A focus on personal development and awareness
In this day and age, the art of Kyudo has evolved into a mental, physical and spiritual discipline. Children in Japan are even taught Kyudo in high school, and many continue to practice it through university and in private archery halls later in life. One of the main differences between Japanese Zen Archery and regular archery is that an excellent aim and accuracy isn’t the main focus. What matters more is how Kyudo is used as a tool for personal development. Thus, mental awareness is important. Only the archer can know when they’ve achieved the true objective of Kyudo, which is when the archer’s mind, body and the bow are in unity.
People who practice Kyudo believe that the sound of a pierced target awakens the archer from a world clouded by ego and cultural conditioning. When all of that is gone, what we’re left with is the interconnectivity of self and nature. Japanese Zen Archery helps you grow as a person through being more in tune with yourself and your connection to the natural world, which in turn strengthens your mental awareness.
Teaching focus and attention
Kyudo is often called ‘standing meditation’ because it involves being fully centered on the present. It requires emptying the mind of worries of the past and the future. Mindfulness meditation means being focused and attentive through being detached from anything that doesn’t involve your current circumstance. Vox says mindfulness meditation increases cognitive performance and has even shown to improve performance in the classroom. Meditative activities like Kyudo help train the mind to attend to the task at hand, improving mental discipline in the process. When students are in a mentally stable place, they can absorb more information. A viewpoint that is being universally accepted through how global educational institutes now approach mental health. This has led to psychologists from Maryville University to point out newfound connections between mental health and learning success, which in turn has sparked the need for professionals who understand how psychology and education intersect. The psychological effects of standing meditation greatly influences education. It’s one of the reasons why Japanese students continue to learn Kyudo in school. If more educational professionals across the world understand how activities like Kyudo play a part in improving a student’s mental game and academic performance, we might get more support for these kinds of meditative practices in schools moving forward.
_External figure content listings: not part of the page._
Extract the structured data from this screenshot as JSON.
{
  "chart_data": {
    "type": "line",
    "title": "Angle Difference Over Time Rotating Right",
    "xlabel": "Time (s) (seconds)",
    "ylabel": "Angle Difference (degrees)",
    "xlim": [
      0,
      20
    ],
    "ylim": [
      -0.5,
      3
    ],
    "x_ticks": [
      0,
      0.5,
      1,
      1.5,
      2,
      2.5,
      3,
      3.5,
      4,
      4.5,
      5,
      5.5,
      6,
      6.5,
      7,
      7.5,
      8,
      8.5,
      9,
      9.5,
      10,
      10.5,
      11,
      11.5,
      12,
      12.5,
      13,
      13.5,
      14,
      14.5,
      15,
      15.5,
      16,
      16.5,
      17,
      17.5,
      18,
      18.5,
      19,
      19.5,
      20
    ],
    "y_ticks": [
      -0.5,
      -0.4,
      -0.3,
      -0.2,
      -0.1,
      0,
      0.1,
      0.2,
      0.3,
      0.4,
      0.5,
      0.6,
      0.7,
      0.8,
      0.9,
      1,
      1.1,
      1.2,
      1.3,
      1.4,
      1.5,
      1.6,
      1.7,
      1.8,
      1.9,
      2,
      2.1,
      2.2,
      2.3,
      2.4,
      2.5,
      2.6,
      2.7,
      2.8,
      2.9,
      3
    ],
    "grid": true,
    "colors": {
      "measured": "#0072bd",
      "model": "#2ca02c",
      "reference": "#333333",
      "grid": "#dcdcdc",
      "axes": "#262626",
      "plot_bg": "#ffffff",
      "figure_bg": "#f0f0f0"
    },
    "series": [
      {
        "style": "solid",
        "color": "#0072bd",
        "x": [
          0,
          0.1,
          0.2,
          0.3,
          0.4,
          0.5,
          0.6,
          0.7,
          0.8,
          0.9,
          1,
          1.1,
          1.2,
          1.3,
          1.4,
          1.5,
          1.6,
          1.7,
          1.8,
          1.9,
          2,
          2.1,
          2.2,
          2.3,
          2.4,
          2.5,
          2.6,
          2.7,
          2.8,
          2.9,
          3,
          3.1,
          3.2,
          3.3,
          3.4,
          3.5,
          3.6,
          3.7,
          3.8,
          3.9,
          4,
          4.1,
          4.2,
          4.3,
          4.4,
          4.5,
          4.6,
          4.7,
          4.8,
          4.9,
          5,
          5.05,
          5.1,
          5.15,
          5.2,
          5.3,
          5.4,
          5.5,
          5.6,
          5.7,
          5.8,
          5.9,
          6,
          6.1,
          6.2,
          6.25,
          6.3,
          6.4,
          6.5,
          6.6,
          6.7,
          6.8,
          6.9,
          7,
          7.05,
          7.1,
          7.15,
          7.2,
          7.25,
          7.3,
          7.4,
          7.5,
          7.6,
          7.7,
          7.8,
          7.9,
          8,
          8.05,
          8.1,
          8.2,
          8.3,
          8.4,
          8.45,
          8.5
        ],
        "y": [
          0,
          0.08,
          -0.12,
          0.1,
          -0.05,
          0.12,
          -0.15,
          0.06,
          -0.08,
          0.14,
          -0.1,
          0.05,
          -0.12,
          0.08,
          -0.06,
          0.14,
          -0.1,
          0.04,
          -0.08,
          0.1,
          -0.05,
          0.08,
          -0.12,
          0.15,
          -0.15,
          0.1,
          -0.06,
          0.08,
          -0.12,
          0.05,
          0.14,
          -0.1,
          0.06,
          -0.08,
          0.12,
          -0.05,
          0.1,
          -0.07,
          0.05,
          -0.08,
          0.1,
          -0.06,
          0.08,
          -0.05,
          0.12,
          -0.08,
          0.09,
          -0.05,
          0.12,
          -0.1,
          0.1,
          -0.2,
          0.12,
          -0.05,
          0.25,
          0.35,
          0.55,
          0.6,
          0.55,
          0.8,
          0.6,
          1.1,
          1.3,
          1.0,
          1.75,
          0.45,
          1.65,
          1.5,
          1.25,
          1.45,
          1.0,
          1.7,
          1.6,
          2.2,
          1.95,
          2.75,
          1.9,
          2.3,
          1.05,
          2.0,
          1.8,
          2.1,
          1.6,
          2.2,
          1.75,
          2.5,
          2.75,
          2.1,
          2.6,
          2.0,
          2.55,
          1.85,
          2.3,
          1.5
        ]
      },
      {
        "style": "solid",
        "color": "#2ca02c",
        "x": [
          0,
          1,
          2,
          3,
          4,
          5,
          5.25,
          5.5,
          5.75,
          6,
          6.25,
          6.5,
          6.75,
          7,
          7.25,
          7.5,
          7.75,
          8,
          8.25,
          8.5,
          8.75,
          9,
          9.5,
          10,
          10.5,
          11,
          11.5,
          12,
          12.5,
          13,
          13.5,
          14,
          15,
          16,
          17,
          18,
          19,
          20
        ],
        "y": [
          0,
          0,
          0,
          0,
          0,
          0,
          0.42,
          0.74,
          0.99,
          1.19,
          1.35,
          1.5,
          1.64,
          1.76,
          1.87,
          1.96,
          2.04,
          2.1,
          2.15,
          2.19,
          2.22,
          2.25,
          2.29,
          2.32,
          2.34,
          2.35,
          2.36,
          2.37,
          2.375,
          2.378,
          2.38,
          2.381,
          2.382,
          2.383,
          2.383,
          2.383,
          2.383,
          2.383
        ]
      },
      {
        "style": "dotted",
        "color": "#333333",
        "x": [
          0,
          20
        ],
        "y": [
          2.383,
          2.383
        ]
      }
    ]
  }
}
Our judgments are our weakness
In Zen Archery, archers are meant to shout when the arrow is released. This helps to release expectations on the result. To achieve success in Kyudo, it’s important to empty your mind from the attachments you have to success or failure. Instead of having a goal-oriented mindset, Kyudo teaches you to release judgments you have of yourself, which are considered unimportant distractions. This also helps you release judgments you have of others, which makes you more compassionate. In our post ‘Support and Teamwork’ we looked at how releasing all judgments of ourselves and others for the betterment of the group is also a way to strengthen your mental game while playing sport. It doesn’t matter what type of activity you do, strengthening the mind will lead to improved outcomes.